Teaching a Pair of Dogs to Focus to Help Them Listen to their Guardians

By: David Codr

Published Date: March 23, 2018

Chopper and Farley - Teaching a Pair of Dogs to Focus to Help Them Listen to their Guardians

For this Nebraska dog training session, we worked with 5-year-old Corgi Chopper and 6 year-old Great Dane Farley who get over excited, bark a lot in the yard and have difficulty focusing.

My initial evaluation of the dogs was that they both were somewhat insecure. Farley had previously mouthed a neighbor’s hand which was a concern for the guardian, but throughout the session, I found him to be playful, fun and easy to work with. Chopper had a more aggressive attitude at times, but is not what I would call an aggressive dog by any means. If anything, he was territorially reactive.

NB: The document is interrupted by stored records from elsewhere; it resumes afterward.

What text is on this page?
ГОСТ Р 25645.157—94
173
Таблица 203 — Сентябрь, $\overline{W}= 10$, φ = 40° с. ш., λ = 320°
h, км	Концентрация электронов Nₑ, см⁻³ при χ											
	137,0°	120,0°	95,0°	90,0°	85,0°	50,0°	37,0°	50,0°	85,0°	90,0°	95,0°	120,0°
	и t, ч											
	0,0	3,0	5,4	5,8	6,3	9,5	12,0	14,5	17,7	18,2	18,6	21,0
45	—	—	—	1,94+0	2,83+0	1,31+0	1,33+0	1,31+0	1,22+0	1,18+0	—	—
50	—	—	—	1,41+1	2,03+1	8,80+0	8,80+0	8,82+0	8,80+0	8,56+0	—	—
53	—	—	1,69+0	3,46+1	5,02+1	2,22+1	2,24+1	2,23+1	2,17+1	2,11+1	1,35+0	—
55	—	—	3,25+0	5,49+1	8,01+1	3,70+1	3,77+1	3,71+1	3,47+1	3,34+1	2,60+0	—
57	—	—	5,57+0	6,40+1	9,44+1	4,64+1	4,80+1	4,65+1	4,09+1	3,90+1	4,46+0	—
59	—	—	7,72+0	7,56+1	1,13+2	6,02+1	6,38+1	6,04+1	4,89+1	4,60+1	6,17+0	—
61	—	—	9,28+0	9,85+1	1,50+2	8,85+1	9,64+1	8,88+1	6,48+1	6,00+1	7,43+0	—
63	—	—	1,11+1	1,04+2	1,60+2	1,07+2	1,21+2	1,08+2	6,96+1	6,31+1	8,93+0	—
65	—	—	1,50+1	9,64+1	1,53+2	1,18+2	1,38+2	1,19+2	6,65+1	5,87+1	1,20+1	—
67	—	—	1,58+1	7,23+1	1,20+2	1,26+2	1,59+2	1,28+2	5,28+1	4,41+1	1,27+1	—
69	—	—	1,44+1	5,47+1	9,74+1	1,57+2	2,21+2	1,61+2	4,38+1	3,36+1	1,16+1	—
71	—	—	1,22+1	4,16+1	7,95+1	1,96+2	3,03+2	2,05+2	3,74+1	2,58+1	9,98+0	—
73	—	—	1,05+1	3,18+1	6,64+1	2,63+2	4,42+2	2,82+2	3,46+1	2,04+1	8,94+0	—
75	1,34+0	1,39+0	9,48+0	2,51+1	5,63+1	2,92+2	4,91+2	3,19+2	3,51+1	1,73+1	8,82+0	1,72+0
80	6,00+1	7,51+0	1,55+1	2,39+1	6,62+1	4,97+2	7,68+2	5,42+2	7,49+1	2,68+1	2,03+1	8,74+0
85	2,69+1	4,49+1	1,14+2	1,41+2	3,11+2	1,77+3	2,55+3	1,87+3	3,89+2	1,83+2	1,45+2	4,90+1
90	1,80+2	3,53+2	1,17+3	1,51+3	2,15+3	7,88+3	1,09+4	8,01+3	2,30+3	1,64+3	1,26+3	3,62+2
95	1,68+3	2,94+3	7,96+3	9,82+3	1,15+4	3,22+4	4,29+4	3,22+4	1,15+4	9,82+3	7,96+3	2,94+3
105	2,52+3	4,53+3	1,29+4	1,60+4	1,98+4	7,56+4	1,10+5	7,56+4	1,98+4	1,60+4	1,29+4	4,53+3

I started out by probing to determine the exercise, structure, discipline and leader follower dynamic in the home. I found out the dogs were under exercised, had few rules and were able to demand attention and get it. This combination of factors had resulted in the dogs seeing themselves as being in a leadership position; causing them to feel either equal or superior to the human they lived with.

To help with the dog behavior problems, any good dog behaviorist knows that you have to address the foundation first. I spent nearly an hour going over the importance or rewarding desired behaviors, how to communicate more effectively as well as how to set and enforce rules without force.

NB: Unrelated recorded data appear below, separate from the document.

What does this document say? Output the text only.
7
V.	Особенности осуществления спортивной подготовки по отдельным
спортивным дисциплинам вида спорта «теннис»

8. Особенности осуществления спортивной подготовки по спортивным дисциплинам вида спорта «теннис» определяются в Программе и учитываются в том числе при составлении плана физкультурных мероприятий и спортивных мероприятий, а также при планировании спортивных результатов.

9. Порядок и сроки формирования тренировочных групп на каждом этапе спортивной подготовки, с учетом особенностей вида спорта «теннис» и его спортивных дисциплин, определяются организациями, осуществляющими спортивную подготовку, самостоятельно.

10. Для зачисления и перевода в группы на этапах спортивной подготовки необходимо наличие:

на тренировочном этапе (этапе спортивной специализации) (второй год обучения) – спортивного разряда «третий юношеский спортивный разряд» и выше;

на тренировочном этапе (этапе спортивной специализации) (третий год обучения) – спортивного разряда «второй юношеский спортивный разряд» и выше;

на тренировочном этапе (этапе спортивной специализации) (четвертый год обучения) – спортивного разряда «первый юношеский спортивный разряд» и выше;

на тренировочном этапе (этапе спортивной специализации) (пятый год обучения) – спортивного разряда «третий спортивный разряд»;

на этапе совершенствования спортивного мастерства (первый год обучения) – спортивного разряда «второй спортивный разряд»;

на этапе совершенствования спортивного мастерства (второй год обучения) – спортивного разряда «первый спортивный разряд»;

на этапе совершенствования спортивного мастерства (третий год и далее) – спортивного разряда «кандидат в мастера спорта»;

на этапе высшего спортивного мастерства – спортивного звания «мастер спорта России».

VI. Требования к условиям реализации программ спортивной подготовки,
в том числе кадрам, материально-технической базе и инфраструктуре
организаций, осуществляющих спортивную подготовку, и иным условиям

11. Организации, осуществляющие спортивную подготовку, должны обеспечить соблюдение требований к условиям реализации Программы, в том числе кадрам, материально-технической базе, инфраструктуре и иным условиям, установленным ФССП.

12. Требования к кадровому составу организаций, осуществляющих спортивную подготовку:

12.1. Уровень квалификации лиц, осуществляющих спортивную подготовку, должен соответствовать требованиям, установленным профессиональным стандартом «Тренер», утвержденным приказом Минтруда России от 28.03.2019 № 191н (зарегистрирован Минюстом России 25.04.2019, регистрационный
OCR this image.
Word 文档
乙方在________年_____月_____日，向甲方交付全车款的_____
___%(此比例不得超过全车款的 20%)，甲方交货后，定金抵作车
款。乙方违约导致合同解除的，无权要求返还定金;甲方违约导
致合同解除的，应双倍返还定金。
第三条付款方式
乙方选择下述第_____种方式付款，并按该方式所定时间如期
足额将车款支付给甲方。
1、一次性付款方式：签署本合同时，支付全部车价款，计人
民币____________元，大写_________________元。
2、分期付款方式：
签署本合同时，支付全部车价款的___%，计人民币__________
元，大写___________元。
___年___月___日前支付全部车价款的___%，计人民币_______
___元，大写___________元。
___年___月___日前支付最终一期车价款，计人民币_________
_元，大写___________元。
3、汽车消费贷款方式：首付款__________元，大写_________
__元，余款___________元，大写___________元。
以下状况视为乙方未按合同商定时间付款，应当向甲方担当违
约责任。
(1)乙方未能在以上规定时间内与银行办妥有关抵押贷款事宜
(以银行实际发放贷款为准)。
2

Its going to be up to the dog’s guardian to start acting like a leader through her actions with the dogs. In addition to the changes listed above, teaching the dogs new tricks and commands can help improve their confidence and respect for the human as an authority figure.

To help the human redirect their attention and keep them from acting out or getting into trouble in the first place, I showed the guardian how to teach a dog to focus on command.

Training a dog to focus is an extremely helpful command as it can be used in all kinds of situations. The key is to first fully develop the focus exercise (up to 20 seconds without distractions, then up to 20 seconds amidst them), and then use it BEFORE the dog starts to react. We call this “sub threshold” and any time a dog goes above threshold, no technique is going to help aside from increasing the distance between the dog and whatever it is reacting to.

While both dogs had issues, the both responded really well to the positive dog training techniques we covered in this in home dog training session. If the guardian can consistently act like a leader in the dog’s eyes through petting with a purpose, passive training, enforcing rules with escalating consequences, teaching the dogs to focus and training them the basic commands (especially stay), their improved behavior should continue and get even better.